Diese Sekten hatten ihre stärkste Kraft bereits im zweiten Jahrhunderte n. Chr. entwickelt; viele derselben erhielten sich zwar noch geraume Zeit länger, aber das geistige Leben, die gewaltige Anziehungskraft, welche sie früher besassen, war grossentheils von ihnen gewichen oder hatte sich in dem letzten Erzeugnisse dieser Richtung, dem Manichäismus concentrirt. Erst gegen Ende des dritten Jahrhunderts war dieses phantasievolle System entstanden, welches den christlichen Lehrgehalt in eine dualistische Religionsphilosophie verwandelte, Christus zu einer kosmischen Kraft, die Erlösung zu einem Naturprocesse herabsetzte. Obwohl vielfach unterdrückt und verfolgt, verbreitete es sich im Osten wie im Westen, von Persien bis nach dem römischen Afrika, und behauptete sich Jahrhunderte lang mit zäher Dauerhaftigkeit.

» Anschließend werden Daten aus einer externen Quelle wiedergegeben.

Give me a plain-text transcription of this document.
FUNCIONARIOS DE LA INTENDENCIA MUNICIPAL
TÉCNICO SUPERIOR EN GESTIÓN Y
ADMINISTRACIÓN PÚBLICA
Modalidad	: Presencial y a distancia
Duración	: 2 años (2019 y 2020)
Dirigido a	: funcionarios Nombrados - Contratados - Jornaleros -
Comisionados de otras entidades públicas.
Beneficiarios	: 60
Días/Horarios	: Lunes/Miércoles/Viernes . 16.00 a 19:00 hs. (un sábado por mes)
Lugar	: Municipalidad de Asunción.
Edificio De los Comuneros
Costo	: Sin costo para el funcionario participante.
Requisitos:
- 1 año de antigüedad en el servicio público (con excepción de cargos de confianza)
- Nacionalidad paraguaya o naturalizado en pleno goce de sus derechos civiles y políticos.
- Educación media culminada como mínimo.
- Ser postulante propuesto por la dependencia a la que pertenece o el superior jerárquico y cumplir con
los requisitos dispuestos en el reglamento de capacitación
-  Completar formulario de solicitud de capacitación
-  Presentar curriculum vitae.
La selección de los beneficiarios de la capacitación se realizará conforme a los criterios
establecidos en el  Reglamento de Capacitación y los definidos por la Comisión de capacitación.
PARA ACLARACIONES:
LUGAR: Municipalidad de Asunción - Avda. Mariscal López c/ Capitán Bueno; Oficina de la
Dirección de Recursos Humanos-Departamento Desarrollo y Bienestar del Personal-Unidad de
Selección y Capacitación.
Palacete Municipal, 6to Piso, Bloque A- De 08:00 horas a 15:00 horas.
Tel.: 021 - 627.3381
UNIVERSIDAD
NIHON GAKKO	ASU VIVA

Indessen gab es im Orient auch noch in späterer Zeit bedeutende Reste älterer gnostischer Sekten. So fand in der Mitte des fünften Jahrhunderts Theodoret in seiner Diöcese Cyrus in Syrien viele Marcioniten, deren er über tausend bekehrte, und dieselbe Sekte war damals noch in anderen Theilen Syriens verbreitet. Eine andere gnostische Partei, die der Archontiker, gewann, nach dem Berichte des Epiphanius, vorzüglich in Grossund Klein-Armenien erst seit dem J. 361 Eingang, und es ist nicht unwahrscheinlich, dass diese Sekte ein nicht unbedeutendes Glied in der gnostischen, aus den ersten Jahrhunderten nach Christus bis in's Mittelalter sich fortziehenden Kette bildete, da Armenien auch später ein Hauptsitz derartiger Sekten und Lehren war, und da die Archontiker in einigen Punkten eine dogmatische Verwandtschaft mit den Parteien des elften und zwölften Jahrhunderts nicht verkennen lassen.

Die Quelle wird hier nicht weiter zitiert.